ReNew Years
Every year my Pink Palace housemates and I scatter across the globe for our various New Years adventures, and miss the opportunity to welcome the new year together. We now have a tradition of gathering in late January to re-celebrate with an event we call “Re-New Years”. We get dressed up in our finest, stroll out to fancy hotel bars, and do countdowns from twelve to negative two before shouting, “Happy New Years!” and then heading to the next place to repeat the ceremony.

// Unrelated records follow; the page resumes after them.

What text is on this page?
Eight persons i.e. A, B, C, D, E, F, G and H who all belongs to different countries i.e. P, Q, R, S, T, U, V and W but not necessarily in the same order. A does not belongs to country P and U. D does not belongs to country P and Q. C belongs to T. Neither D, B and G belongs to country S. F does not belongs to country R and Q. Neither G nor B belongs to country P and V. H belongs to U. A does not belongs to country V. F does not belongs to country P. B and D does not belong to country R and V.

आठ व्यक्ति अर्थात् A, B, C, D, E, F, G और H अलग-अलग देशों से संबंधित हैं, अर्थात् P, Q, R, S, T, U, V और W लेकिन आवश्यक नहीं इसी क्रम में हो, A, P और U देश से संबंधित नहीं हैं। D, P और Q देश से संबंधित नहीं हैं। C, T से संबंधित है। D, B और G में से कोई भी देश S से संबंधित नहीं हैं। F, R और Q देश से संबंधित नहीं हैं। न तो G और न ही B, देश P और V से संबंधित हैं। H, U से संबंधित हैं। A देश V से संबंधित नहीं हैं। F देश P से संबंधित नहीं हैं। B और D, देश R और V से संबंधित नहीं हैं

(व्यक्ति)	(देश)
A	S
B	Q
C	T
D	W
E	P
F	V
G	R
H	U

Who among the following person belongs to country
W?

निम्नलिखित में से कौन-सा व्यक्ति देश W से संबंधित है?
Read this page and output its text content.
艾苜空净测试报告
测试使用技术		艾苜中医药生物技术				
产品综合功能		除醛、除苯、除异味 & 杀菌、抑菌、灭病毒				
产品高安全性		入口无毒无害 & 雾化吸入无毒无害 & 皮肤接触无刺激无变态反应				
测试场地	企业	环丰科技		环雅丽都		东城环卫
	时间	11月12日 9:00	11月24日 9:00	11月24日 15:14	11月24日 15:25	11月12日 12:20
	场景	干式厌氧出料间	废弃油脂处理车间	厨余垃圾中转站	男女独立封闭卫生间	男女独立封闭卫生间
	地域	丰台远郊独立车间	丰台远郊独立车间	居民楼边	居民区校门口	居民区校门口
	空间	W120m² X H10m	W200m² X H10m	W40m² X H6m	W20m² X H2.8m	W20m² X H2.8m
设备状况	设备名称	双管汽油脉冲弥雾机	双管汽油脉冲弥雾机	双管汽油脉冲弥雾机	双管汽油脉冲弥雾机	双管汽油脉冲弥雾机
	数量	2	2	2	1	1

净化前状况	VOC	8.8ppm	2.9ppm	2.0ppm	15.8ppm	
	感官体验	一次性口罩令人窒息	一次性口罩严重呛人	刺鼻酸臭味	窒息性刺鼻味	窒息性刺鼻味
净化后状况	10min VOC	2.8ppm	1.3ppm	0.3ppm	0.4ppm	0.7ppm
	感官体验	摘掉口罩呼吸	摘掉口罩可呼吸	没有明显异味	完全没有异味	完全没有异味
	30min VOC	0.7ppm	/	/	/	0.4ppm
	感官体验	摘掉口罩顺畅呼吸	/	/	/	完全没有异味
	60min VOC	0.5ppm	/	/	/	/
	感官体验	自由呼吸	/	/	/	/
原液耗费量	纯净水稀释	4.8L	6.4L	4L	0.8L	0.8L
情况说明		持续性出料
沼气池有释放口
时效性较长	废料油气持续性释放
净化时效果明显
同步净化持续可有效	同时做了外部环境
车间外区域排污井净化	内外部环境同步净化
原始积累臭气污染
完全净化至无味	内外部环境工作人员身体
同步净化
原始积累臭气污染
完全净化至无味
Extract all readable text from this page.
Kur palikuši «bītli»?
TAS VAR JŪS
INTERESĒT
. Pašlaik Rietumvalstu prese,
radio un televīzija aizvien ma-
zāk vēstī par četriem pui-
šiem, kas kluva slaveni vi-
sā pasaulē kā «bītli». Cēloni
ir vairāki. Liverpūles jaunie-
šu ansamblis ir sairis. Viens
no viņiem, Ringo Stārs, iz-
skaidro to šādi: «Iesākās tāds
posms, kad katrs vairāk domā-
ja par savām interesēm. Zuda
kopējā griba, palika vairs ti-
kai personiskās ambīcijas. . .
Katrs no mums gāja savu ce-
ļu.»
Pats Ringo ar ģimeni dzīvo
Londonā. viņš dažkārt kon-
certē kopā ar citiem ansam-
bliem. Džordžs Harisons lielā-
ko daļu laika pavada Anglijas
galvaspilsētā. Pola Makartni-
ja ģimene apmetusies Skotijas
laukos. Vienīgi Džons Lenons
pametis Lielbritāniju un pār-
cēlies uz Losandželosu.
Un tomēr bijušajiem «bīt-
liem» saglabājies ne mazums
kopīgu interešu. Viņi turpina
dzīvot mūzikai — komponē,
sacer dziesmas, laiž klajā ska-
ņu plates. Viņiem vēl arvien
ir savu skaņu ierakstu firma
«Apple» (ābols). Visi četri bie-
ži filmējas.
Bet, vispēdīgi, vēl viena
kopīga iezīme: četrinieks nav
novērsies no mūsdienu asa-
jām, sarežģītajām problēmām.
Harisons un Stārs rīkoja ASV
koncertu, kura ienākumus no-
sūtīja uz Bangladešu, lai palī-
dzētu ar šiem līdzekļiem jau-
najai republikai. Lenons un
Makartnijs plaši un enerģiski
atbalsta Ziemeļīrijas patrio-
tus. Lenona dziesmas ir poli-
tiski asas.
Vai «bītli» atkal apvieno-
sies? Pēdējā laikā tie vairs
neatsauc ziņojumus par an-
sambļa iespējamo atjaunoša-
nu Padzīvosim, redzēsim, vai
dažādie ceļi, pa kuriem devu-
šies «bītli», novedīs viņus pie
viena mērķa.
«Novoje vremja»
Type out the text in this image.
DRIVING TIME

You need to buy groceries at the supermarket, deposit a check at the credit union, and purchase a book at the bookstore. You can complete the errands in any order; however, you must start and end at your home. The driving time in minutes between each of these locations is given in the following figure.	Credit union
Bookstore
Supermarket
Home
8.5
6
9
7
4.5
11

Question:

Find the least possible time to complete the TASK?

This year Delia insisted that we all add hats to the usual snappy attire. This resulted in a variety of interpretations, including vintage hats and beautiful peacock-like plumage formed from a pasty. I thought we all looked pretty sharp, although not that unusual, but as we strode into the Driscol necks were snapping all around us. We gathered around the piano and within minutes a security guard with a cable dangling from his ear appeared as if by magic, suddenly standing stiffly and silently beside us as though trying to blend in with the wooden post behind him. We were quick to order a round of vintage cocktails, if nothing else to assure them that we were just common folks here to, at a minimum, finance the repairs of any potential shenanigans with our purchases.
At the piano an ancient but lively and brightly adorned woman returned to running her fingers up and down the keys, swinging piano hammers into the old metal strings with great enthusiasm. As the jazz bounced and tapped its way back into the room, just as in any old cowboy film, the patrons slowly turned their heads back to their conversations and the general mumbling ambiance rose up to join the musical background.

Damien Di Fede quickly set about taking photographs of cocktail glasses at odd angles, squinting into his tiny camera from below the piano. As the minutes passed without our having done anything more spectacularly dangerous, people began approaching us to ask what this, “was all about”. We were happy to tell them about Re-New Years and people really loved the idea. I’m always a little surprised when people still find my friends’ antics unusual in this town, but it would be even more surprising to me if we weren’t always then met with friendly, curious inquiry. There’s a folksy friendliness that’s one of the best parts of the Texas side of Austin, even among the most hardened of republicans.

Always one to mix with the help, it didn’t take long before I was chatting up the feisty old woman at the piano and she was daring me to come up with a song challenge. “Anything from 1940 on, I can do it.” I started out easy with Misty and then convinced her to tear it up on Take the A Train, just to give her jazz improv spirit some room to move. In between she poured out stories. She told me about how that particular song was written by two guys on opposite coasts (Billy Strayhorn and Duke Ellington) over the telephone. She told me about a time when she was playing a gig and a nice young man walked up, said he loved her playing, and asked if he could sit in on drums. She was skeptical at first, and from the moment they started they were in perfect sync. He was following her every move and tempo change and the chemistry was amazing. They played for several hours until finally she turned and pointed at him and said, “OK, that’s it, who are you?!” He laughed and turned out to be one of Duke Ellington’s drummers.

The pianists name was Patricia Griffin and she had along with her a slightly younger friend who’d brought her a present and was sitting beside the piano for the gig. At one point this friend was putting on a coat and leaving and I said goodbye, but when I turned back she was back at her seat. “I thought you were leaving,” I said, “not that I wanted to see you go.” “Oh,” she said, “Patricia convinced me to stay. Said she should walk me to my car.” Patricia assured me that it wasn’t safe for a woman to be walking to her car alone after dark. She convinced her friend to wait until the gig was over.
A little while later someone came over with a walker. This enthusiastic chaperone, while plenty willing and able to tear it up at the piano for hours, could hardly stand up! I laughed to myself. Who, exactly, was waiting to walk whom safely home? I silently promised to be even half as cool as Patricia when I got to her age.

Soon enough I’d spun enough women through swing dancing moves and we’d gathered plenty of artsy photographs of cocktail glasses. We declared it time and all loudly called out the countdown to negative two. We hugged and cheered and replaced the words to Auld Lang Syne with the traditional, much more memorable, and much more fun, “Matt Shaw”. Singing, “Matt Shaw Matt Shaw Matt Shaw Matt Shaw, Matt Shaw Matt Shaw Matt Shaaaaaaaaawwww…” we gathered our coats and headed off to the Stephen F. Austin, pausing only briefly at the door to extract Leo Evette as his stunning good looks and simple, “hello” almost picked up a girl on the way out.